It is as if the captain of a team winning the World Cup, a triumphant Olympic sprinter or a victor of Wimbledon were to say: “No, no. There has been a mistake. I didn’t win, I lost. My victory is an illusion.”

Yes, Israel faces problems in the form of Iran, Hamas, Fatah and Hezbollah – but, even in these areas, the picture is not all bad, Gavron argues.

Wake up, fellow Israelis, it’s over, we’ve won! What is more we’ve won a lot: more than 8,000 square miles out of the 10,400 square miles of the British Mandate for Palestine. And most Palestinians have accepted this territorially lopsided resolution of the 100-year-old dispute.

Sill, Gavron concludes, the Jewish settlements in the West Bank pose major problems and a different approach needs to be taken to reaching an agreement with the Palestinians. In the end, he predicts, some sort of binational state is in the cards:

If we cannot summon the determination it would take for a complete pullback, might the world, led by the United States, try to force us to withdraw? It might, but it probably won’t, so we are most likely looking at some sort of single state, bi-national state or confederation.
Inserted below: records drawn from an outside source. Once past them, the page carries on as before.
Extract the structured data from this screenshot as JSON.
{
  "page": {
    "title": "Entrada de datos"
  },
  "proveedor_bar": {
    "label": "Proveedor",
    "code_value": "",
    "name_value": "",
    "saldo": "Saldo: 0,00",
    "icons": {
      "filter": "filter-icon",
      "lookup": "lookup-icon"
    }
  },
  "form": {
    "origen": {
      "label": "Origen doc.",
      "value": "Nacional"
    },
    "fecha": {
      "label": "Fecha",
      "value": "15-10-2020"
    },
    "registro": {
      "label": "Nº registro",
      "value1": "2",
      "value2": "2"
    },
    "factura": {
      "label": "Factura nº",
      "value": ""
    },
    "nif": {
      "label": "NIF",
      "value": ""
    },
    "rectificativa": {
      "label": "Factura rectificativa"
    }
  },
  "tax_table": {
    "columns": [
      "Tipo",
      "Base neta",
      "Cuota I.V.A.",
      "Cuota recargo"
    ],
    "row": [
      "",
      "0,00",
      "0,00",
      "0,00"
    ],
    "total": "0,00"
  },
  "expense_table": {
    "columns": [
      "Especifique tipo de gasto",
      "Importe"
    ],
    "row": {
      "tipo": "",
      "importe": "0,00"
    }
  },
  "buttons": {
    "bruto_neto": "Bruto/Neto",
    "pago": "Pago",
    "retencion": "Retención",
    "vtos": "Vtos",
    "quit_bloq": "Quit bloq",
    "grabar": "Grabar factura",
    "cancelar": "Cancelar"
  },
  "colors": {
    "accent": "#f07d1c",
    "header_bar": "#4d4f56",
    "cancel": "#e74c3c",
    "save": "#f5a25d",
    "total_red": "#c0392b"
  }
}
What matters is that we are acting from a position of strength, and we ought to be investing our energy and creativity in working out a long-term solution with the Palestinians that will be acceptable to both of us.

The answer is not “besieging and blacking out Gaza, killing and arresting dozens of Palestinians in the occupied territories every month, and constructing walls and fences between us and our neighbors.”

The political settlement that the world is begging us to reach is the only way to ultimately stop the violence between us and the Palestinians.